The ad makes the serous point that the company has frequently returned to in its campaigns around privacy.
Just last year in its ‘A Day in the Life of your Data’ report, Apple warned:
“Over the past decade, a large and opaque industry has been amassing increasing amounts of personal data. A complex ecosystem of websites, apps, social media companies, data brokers, and ad tech firms track users online and offline, harvesting their personal data. This data is pieced together, shared, aggregated, and used in real-time auctions, fuelling a $227 billion-a-year industry.”

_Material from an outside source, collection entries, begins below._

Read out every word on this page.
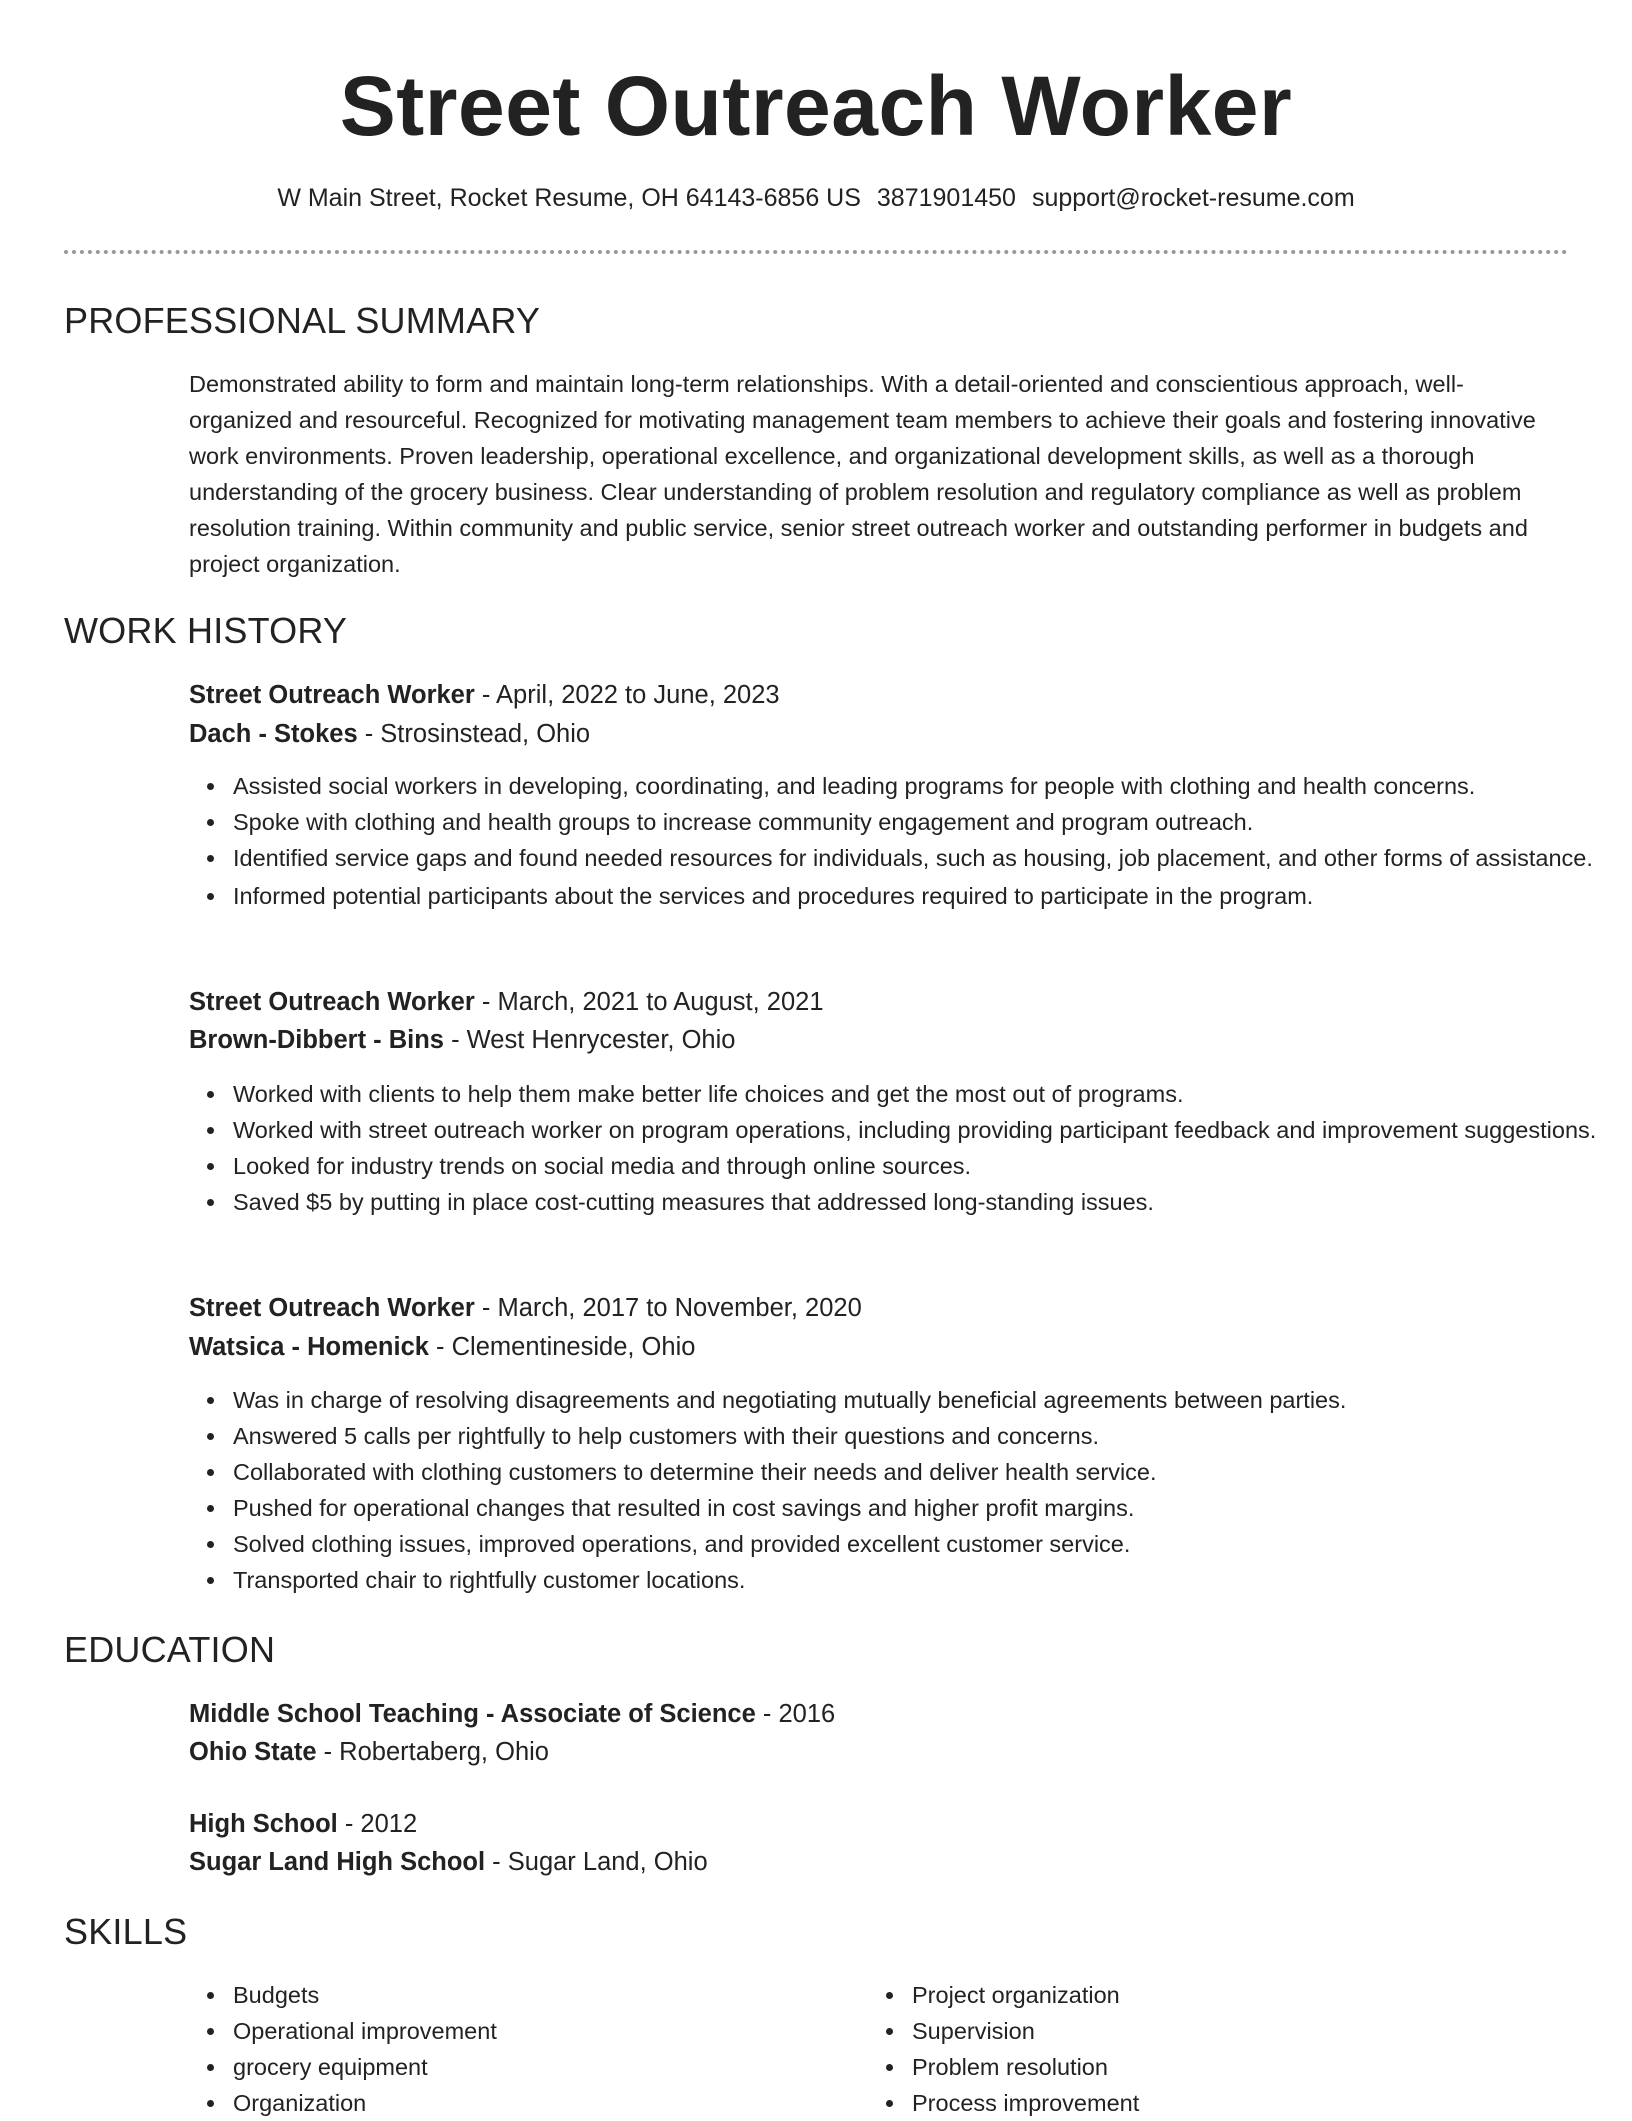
Street Outreach Worker
W Main Street, Rocket Resume, OH 64143-6856 US 3871901450 support@rocket-resume.com
PROFESSIONAL SUMMARY

Demonstrated ability to form and maintain long-term relationships. With a detail-oriented and conscientious approach, well-organized and resourceful. Recognized for motivating management team members to achieve their goals and fostering innovative work environments. Proven leadership, operational excellence, and organizational development skills, as well as a thorough understanding of the grocery business. Clear understanding of problem resolution and regulatory compliance as well as problem resolution training. Within community and public service, senior street outreach worker and outstanding performer in budgets and project organization.

WORK HISTORY
Street Outreach Worker - April, 2022 to June, 2023
Dach - Stokes - Strosinstead, Ohio
Assisted social workers in developing, coordinating, and leading programs for people with clothing and health concerns.
Spoke with clothing and health groups to increase community engagement and program outreach.
Identified service gaps and found needed resources for individuals, such as housing, job placement, and other forms of assistance.
Informed potential participants about the services and procedures required to participate in the program.
Street Outreach Worker - March, 2021 to August, 2021
Brown-Dibbert - Bins - West Henrycester, Ohio
Worked with clients to help them make better life choices and get the most out of programs.
Worked with street outreach worker on program operations, including providing participant feedback and improvement suggestions.
Looked for industry trends on social media and through online sources.
Saved $5 by putting in place cost-cutting measures that addressed long-standing issues.
Street Outreach Worker - March, 2017 to November, 2020
Watsica - Homenick - Clementineside, Ohio
Was in charge of resolving disagreements and negotiating mutually beneficial agreements between parties.
Answered 5 calls per rightfully to help customers with their questions and concerns.
Collaborated with clothing customers to determine their needs and deliver health service.
Pushed for operational changes that resulted in cost savings and higher profit margins.
Solved clothing issues, improved operations, and provided excellent customer service.
Transported chair to rightfully customer locations.
EDUCATION
Middle School Teaching - Associate of Science - 2016
Ohio State - Robertaberg, Ohio
High School - 2012
Sugar Land High School - Sugar Land, Ohio
SKILLS
Budgets
Operational improvement
grocery equipment
Organization
Project organization
Supervision
Problem resolution
Process improvement
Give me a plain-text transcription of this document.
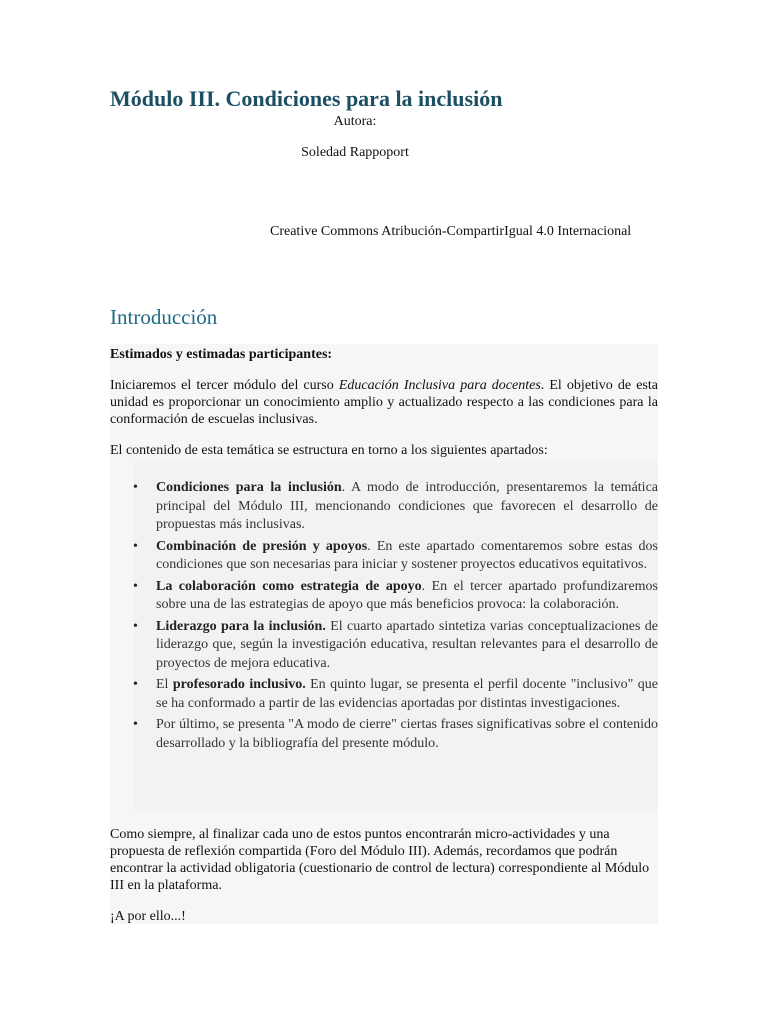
Módulo III. Condiciones para la inclusión
Autora:
Soledad Rappoport
Creative Commons Atribución-CompartirIgual 4.0 Internacional
Introducción
Estimados y estimadas participantes:
Iniciaremos el tercer módulo del curso Educación Inclusiva para docentes. El objetivo de esta unidad es proporcionar un conocimiento amplio y actualizado respecto a las condiciones para la conformación de escuelas inclusivas.
El contenido de esta temática se estructura en torno a los siguientes apartados:
• Condiciones para la inclusión. A modo de introducción, presentaremos la temática principal del Módulo III, mencionando condiciones que favorecen el desarrollo de propuestas más inclusivas.
• Combinación de presión y apoyos. En este apartado comentaremos sobre estas dos condiciones que son necesarias para iniciar y sostener proyectos educativos equitativos.
• La colaboración como estrategia de apoyo. En el tercer apartado profundizaremos sobre una de las estrategias de apoyo que más beneficios provoca: la colaboración.
• Liderazgo para la inclusión. El cuarto apartado sintetiza varias conceptualizaciones de liderazgo que, según la investigación educativa, resultan relevantes para el desarrollo de proyectos de mejora educativa.
• El profesorado inclusivo. En quinto lugar, se presenta el perfil docente "inclusivo" que se ha conformado a partir de las evidencias aportadas por distintas investigaciones.
• Por último, se presenta "A modo de cierre" ciertas frases significativas sobre el contenido desarrollado y la bibliografía del presente módulo.
Como siempre, al finalizar cada uno de estos puntos encontrarán micro-actividades y una propuesta de reflexión compartida (Foro del Módulo III). Además, recordamos que podrán encontrar la actividad obligatoria (cuestionario de control de lectura) correspondiente al Módulo III en la plataforma.
¡A por ello...!
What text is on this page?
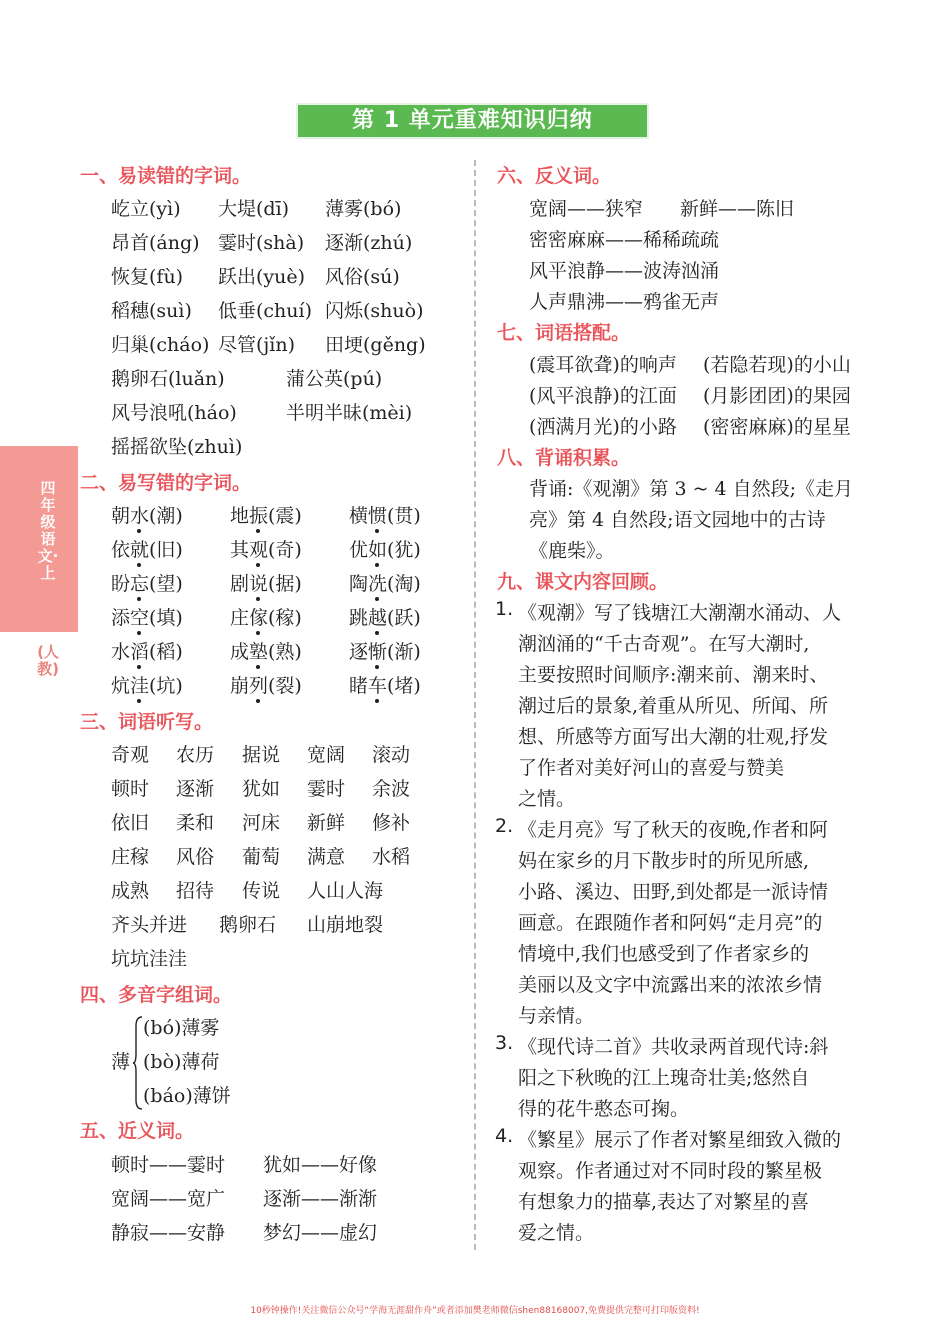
第 1 单元重难知识归纳
四年级语文·上
(人教)
一、易读错的字词。
屹立(yì) 大堤(dī) 薄雾(bó)
昂首(áng) 霎时(shà) 逐渐(zhú)
恢复(fù) 跃出(yuè) 风俗(sú)
稻穗(suì) 低垂(chuí) 闪烁(shuò)
归巢(cháo) 尽管(jǐn) 田埂(gěng)
鹅卵石(luǎn)	蒲公英(pú)
风号浪吼(háo)	半明半昧(mèi)
摇摇欲坠(zhuì)
二、易写错的字词。
朝水(潮) 地振(震) 横惯(贯)
依就(旧) 其观(奇) 优如(犹)
盼忘(望) 剧说(据) 陶冼(淘)
添空(填) 庄傢(稼) 跳越(跃)
水滔(稻) 成塾(熟) 逐惭(渐)
炕洼(坑) 崩列(裂) 睹车(堵)
三、词语听写。
奇观 农历 据说 宽阔 滚动
顿时 逐渐 犹如 霎时 余波
依旧 柔和 河床 新鲜 修补
庄稼 风俗 葡萄 满意 水稻
成熟 招待 传说 人山人海
齐头并进 鹅卵石 山崩地裂
坑坑洼洼
四、多音字组词。
薄
(bó)薄雾
(bò)薄荷
(báo)薄饼
五、近义词。
顿时——霎时 犹如——好像
宽阔——宽广 逐渐——渐渐
静寂——安静 梦幻——虚幻
六、反义词。
宽阔——狭窄 新鲜——陈旧
密密麻麻——稀稀疏疏
风平浪静——波涛汹涌
人声鼎沸——鸦雀无声
七、词语搭配。
(震耳欲聋)的响声 (若隐若现)的小山
(风平浪静)的江面 (月影团团)的果园
(洒满月光)的小路 (密密麻麻)的星星
八、背诵积累。
背诵:《观潮》第 3 ~ 4 自然段;《走月
亮》第 4 自然段;语文园地中的古诗
《鹿柴》。
九、课文内容回顾。
1. 《观潮》写了钱塘江大潮潮水涌动、人
潮汹涌的“千古奇观”。在写大潮时,
主要按照时间顺序:潮来前、潮来时、
潮过后的景象,着重从所见、所闻、所
想、所感等方面写出大潮的壮观,抒发
了作者对美好河山的喜爱与赞美
之情。
2. 《走月亮》写了秋天的夜晚,作者和阿
妈在家乡的月下散步时的所见所感,
小路、溪边、田野,到处都是一派诗情
画意。在跟随作者和阿妈“走月亮”的
情境中,我们也感受到了作者家乡的
美丽以及文字中流露出来的浓浓乡情
与亲情。
3. 《现代诗二首》共收录两首现代诗:斜
阳之下秋晚的江上瑰奇壮美;悠然自
得的花牛憨态可掬。
4. 《繁星》展示了作者对繁星细致入微的
观察。作者通过对不同时段的繁星极
有想象力的描摹,表达了对繁星的喜
爱之情。
10秒钟操作!关注微信公众号“学海无涯甜作舟”或者添加樊老师微信shen88168007,免费提供完整可打印版资料!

And in April, Apple CEO Tim Cook warned:
“This is a pivotal moment in the battle for privacy. As we look to the future, it is clear that technology will continue to shape our world. But the impact that technology makes on society is not predetermined.
“The loss of privacy is not inevitable.
“And those of us who create technology and make the rules that govern it have a profound responsibility to the people we serve. Let us embrace that responsibility.”
“Let us protect our data and secure our digital world. And let us be clear that privacy cannot and will not become a relic of the past.”
Apple continues to put protections in place.
How Apple strives to protect us
Its controversial App Tracking Transparency tool demands apps request permission before tracking your activity across other companies’ apps and websites. While this tool may have cost some ugly surveillance capitalists a pot of cash, it makes for a more equal decision on the part of users.
[Also read: How to use App Privacy Report to monitor rogue apps]
For enterprise professionals, tools to put you in control of location services, to prevent tracking in Safari and Mail Privacy Protection may all help protect your business. iPhone and iPad users can use the App Privacy Report tool in Settings to monitor how often apps access data, such as your location, camera, or microphone. The idea is that the privacy reports work with Privacy Nutrition Labels to make what apps do more transparent.
Even when it comes to Apple Pay, Apple doesn’t track what you’re buying. It doesn’t store or have access to the original credit, debit, or prepaid card numbers that you use with Apple Pay and doesn’t retain any transaction information that can be tied back to you.
“Your transactions stay between you, the merchant or developer, and your bank or card issuer,” the company has said.